In a large bowl or pot combine yeast and sugar until the former has liquefied. Add eggs and beat them lightly, add the shot of rhum and milk, combine. Add pieces of butter – not warm, not overly soft, but do yourself a favour and cut them into really small pieces. Add flour and salt and knead for 10 minutes. Let the dough rest for an hour or bit more in a semi-warm place under a towel. Then do a second kneading-stretching of the dough – just turn it over a couple of times. Let it rest for another half an hour – hour. Put a cling film over the bowl and put the dough in refrigerator and let it rest overnight.

You can definitely start banking the bread on the same day, but for the sake of the taste

do.not.touch.the.dough.until.tomorrow

As with most types of really tasty bread, the main ingredient which makes or breaks the bread, is time.

Baking day:

Take the dough out – it should have doubled in size. Start heating your oven to 200 degrees. On a floured surface, divide the dough in 2 pieces. Now try to divide each of those in 3 smaller pieces. Stretch the pieces into long “sausages” of more or less equal size and form them as if you would braid hair. Put each into a separate bread form and cover them with a towel until the oven is hot enough. You can brush the bread with egg or milk, but it is not really necessary for taste. Put the forms in the middle rack and bake for 20-25 minutes. Take them out and let them cool for a bit (if you want to cut them with a knife) or enjoy straight as is, if you like to shred the bread with your hands 🙂

How much does it cost:

The amount of ingredients makes 2 full-sized brioches or around 15-20 mini brioches (bake them 10-15 minutes, depending on the size) and for what you get, the price is pretty neat. Cost of flour is negligible, around 40 cents, 100g butter is around 1,4 euros, eggs – depending what sort you use, currently they are in the range of 20-30 cents, going upwards, each – so ca 60 cents. Milk perhaps 20 cents. Sugar, salt, yeast – perhaps 10 cents total. Rhum? Maybe 50 cents?Add electricity and you come out of it with around 3,5 euros, tops. And your kitchen will smell like that fancy French bakery for hours.

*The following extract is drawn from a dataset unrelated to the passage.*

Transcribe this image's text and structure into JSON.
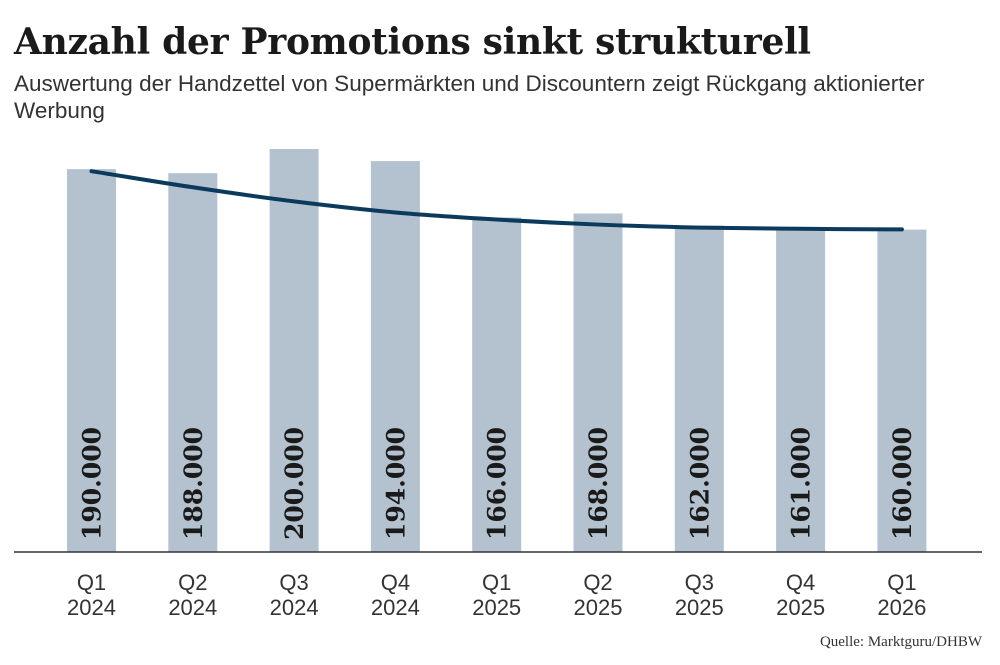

A fair warning about rhum – don’t bother if you can´t get your hands on a nice white rhum. The usual varieties with pirate pictures tend to add weird astringency to the bread which I’m not really a fan of. I got a bottle of pretty cheap (15-20 euros a bottle) but good French rhum agricole from Martinique and this has done wonders to every dish that requires alcohol.